How to Teach Straw Drinking
Babies don’t instinctively know how to draw liquid through a straw. They need to learn that sucking on a straw produces a result. Two techniques work well for this.
The Pipette Method
This is the simplest approach and requires nothing more than a regular straw. Place your finger over the top of the straw to trap a small amount of liquid inside. Bring the straw to your baby’s mouth and wait for them to open up. Once they close their lips around the bottom end, release your finger. The liquid drops into their mouth, and your baby starts to connect “straw in mouth” with “liquid arrives.” Repeat this several times per feeding session until they begin trying to suck on their own.
The Squeeze Cup Method
Honey bear cups and similar soft-bodied straw cups work on the same principle but let you be more hands-free. You place the straw in your baby’s mouth and gently squeeze the base of the cup, pushing liquid up through the straw. The baby learns that the straw delivers liquid without having to generate suction themselves. Over multiple sessions, you squeeze less and less, encouraging your baby to do more of the work. Pairing simple language with the action (“here comes the water!”) helps build the cause-and-effect connection.
With either method, keep your baby’s chin neutral or slightly tucked downward. A head tilted back increases the risk of coughing or gagging. Start with water or breast milk in small amounts so any spills are low-stakes.
What to Expect at Each Stage
At 6 months, most babies will chew on the straw, let liquid dribble out, or look confused. This is normal. You’re planting the seed. By 7 to 8 months, many babies start getting small sips successfully, especially with the pipette or squeeze method.

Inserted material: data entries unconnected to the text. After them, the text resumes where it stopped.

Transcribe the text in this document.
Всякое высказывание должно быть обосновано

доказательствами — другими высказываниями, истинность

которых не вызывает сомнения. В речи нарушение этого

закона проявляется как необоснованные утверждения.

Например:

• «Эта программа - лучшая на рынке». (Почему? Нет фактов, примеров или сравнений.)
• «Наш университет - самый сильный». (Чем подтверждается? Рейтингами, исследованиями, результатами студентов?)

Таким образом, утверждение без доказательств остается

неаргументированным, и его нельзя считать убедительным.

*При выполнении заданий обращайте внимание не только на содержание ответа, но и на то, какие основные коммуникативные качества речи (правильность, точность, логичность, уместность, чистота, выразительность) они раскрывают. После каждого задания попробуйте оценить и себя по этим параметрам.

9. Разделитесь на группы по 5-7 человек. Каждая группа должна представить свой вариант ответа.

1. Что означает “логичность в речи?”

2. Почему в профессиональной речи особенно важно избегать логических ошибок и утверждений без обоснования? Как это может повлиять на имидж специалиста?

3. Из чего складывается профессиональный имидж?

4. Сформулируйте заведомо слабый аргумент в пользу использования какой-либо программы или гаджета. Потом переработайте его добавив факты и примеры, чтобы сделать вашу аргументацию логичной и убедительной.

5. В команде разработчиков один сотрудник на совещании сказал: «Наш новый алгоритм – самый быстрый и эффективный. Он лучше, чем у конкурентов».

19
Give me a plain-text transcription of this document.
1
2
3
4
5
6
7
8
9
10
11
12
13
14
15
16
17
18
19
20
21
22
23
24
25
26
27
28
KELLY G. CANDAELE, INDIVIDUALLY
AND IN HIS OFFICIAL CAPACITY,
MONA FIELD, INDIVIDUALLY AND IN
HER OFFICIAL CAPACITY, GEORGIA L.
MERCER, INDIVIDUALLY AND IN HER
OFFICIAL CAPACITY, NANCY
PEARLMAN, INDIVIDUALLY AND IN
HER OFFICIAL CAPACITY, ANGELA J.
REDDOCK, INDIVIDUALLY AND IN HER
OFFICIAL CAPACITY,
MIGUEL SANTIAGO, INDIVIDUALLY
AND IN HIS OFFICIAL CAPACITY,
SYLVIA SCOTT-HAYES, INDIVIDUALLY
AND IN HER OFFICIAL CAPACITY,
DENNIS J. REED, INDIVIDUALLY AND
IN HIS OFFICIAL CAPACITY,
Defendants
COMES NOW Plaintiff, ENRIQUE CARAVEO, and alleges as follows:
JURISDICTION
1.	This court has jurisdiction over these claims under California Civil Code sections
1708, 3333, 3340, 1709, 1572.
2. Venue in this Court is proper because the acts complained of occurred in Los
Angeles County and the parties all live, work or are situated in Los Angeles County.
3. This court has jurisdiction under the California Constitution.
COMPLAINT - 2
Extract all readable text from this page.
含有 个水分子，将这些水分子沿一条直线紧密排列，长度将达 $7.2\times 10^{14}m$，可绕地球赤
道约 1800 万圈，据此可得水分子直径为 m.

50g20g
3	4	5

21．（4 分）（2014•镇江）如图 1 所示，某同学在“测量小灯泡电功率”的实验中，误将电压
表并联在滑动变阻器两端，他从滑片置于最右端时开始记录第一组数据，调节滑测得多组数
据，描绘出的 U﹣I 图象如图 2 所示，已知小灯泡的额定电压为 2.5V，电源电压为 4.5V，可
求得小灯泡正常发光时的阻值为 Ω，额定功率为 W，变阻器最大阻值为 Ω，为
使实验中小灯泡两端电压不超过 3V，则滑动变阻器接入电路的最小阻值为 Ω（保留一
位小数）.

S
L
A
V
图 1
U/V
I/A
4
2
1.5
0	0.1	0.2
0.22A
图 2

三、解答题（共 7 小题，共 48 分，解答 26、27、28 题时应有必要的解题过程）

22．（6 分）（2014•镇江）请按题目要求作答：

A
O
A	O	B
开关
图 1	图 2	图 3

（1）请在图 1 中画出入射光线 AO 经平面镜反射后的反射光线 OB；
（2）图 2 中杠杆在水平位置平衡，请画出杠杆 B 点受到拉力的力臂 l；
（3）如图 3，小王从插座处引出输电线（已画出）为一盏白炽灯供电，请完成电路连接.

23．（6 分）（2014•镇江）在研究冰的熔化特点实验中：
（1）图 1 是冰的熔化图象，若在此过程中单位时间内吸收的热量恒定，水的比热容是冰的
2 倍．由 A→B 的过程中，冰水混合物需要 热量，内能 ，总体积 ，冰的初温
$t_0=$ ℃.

Around 9 to 12 months, straw drinking typically becomes more coordinated, and your baby can take consecutive sips without losing most of the liquid.
ASHA’s revised feeding and swallowing milestones, updated in 2023 and 2024, represent the ages by which at least 75% of American children have mastered specific skills. Individual variation is wide. A baby who isn’t interested at 6 months may take off at 8 months with no issue. Consistent, low-pressure practice matters more than hitting an exact date.
Choosing the Right Cup
For beginners, look for a straw cup with a short, soft silicone straw. Shorter straws require less suction, making them easier for new drinkers. Weighted straws that reach the bottom of the cup let your baby drink at any angle, which reduces frustration. Cups with handles are easier for small hands to grip independently.
Avoid straws that are too long or rigid, since babies tend to gag on them or push them away. Some straw cups designed for young babies have a textured or bumpy straw tip that provides sensory feedback and encourages babies to close their lips around it. If your baby keeps biting the straw flat instead of sucking, a firmer silicone tip may help them learn the difference.
As your child gets more skilled, you can gradually move toward regular straws and open cups. The straw cup doesn’t need to be a permanent fixture. It’s a bridge between bottles and independent drinking from a regular cup.